Opinión

Ética medioambiental

 Hemos conocido estos días la importante sentencia de la Corte Europea de los Derechos Humanos contra Suiza por la violación del artículo 8 del Convenio Europeo de Derechos Humanos (derecho a la vida privada y a la familia), al no aplicar con diligencia las medidas necesarias contra el cambio climático. Suiza se había negado de forma sistemática a calcular sus emisiones de gases de efecto invernadero, a cumplir con sus compromisos de reducción de las emisiones y a poner en marcha políticas y acciones de mitigación de los efectos del cambio climático. Las demandas contra esta situación por una asociación de personas mayores, no atendidas por la justicia suiza, llegaron finalmente a la Corte Europea, quien ha fallado contra el Estado suizo. Una sentencia, sin duda, muy relevante, pues evidencia que la crisis climática es ya una cuestión que afecta a los derechos humanos.

Sin embargo, es preciso resaltar que la crisis ecológica en la que estamos instalados, con sus diferentes vertientes climática, incrementos notables de la desertificación y la contaminación, o la pérdida galopante de biodiversidad, difícilmente puede resolverse desde las cortes de justicia, incluso desde las políticas públicas, sino va precedida de un cambio ético en las sociedades occidentales. Las éticas tradicionales imperantes en nuestras sociedades, que sin duda han logrado enormes avances, como por ejemplo el reconocimiento internacional de los Derechos Humanos como garantes de la dignidad humana y eje vertebrador de las relaciones sociales, se mantienen de espaldas a la Naturaleza, al menos aquellas éticas mayoritarias que siguen siendo herederas de una visión judeo-cristiana del hombre como dueño y señor de los animales y de todo el mundo natural, que están a su servicio como un recurso que puede utilizar a su antojo y en su beneficio.

Esa visión ética, marcadamente antropocéntrica, nos impide plantearnos una relación menos utilitaria respecto a los animales, los bosques, los ríos y mares o los ecosistemas. No reconocer el estatus moral, la relevancia moral de esas cosas y ámbitos no humanos nos limita para reconocer el valor intrínseco de las mismas, no un valor meramente instrumental a nuestro servicio, sino en sí mismo, y por lo tanto nuestra obligación moral en su preservación y florecimiento. Se requiere, por lo tanto, un cambio de paradigma ético, pasar del antropocentrismo al biocentrismo o al ecocentrismo, al reconocimiento del valor moral de lo no humano como forma de adquirir compromisos fuertes frente al maltrato animal, a la contaminación del aire y los ríos, al avance de los desiertos, a la desaparición de las especies no humanas o al cambio climático.
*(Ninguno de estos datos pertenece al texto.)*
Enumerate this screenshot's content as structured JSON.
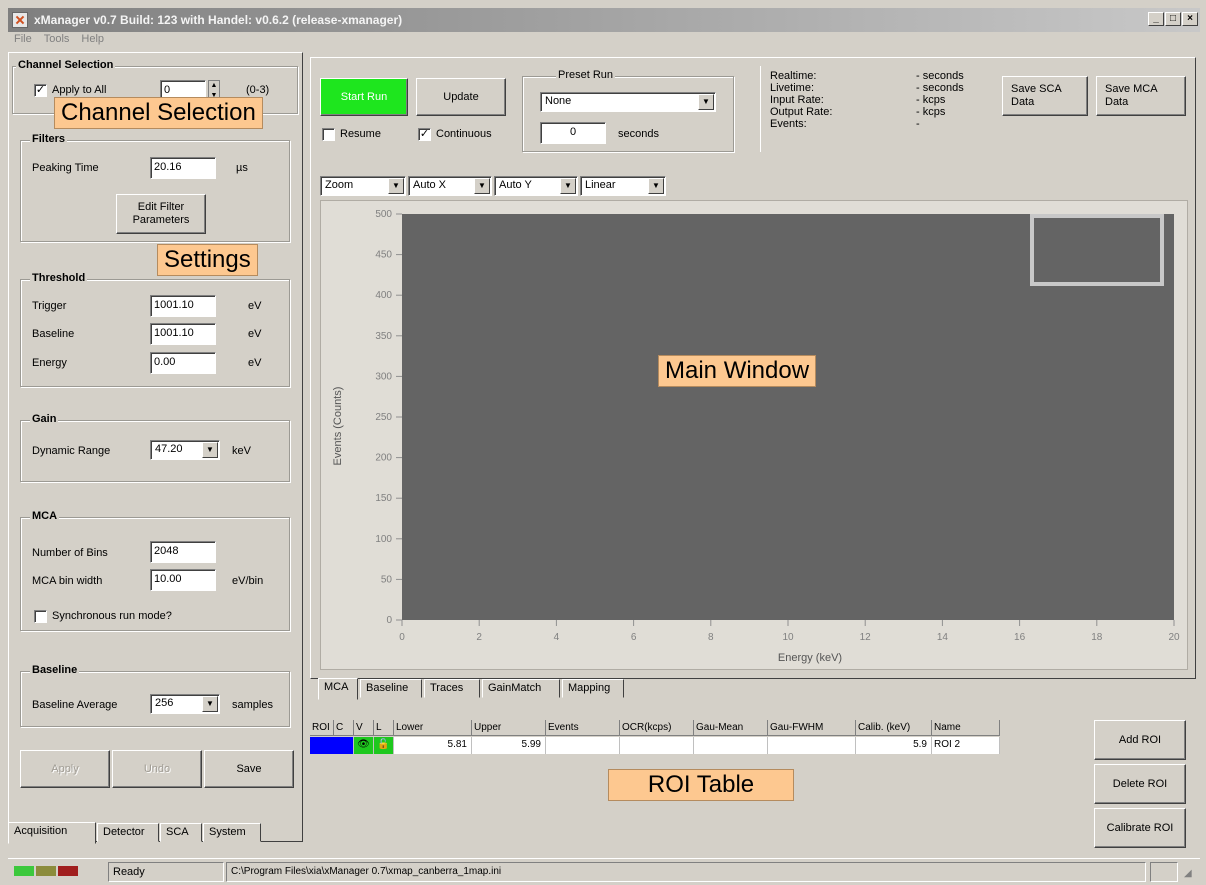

Naturalmente, ese giro ecológico en lo moral es, asimismo, condición necesaria para exigir un cambio de rumbo en lo que consideramos tradicionalmente como progreso en nuestras sociedades, y que, en parte, lleva implícito la generación de las crisis ecológicas. No puede seguir entendiéndose por progreso la injusticia social y climática en el ámbito internacional, la destrucción masiva de los ecosistemas, el agotamiento de los recursos materiales y energéticos o, como ya apunta la sentencia comentada, la propia vulneración de los derechos humanos derivados de la inacción climática.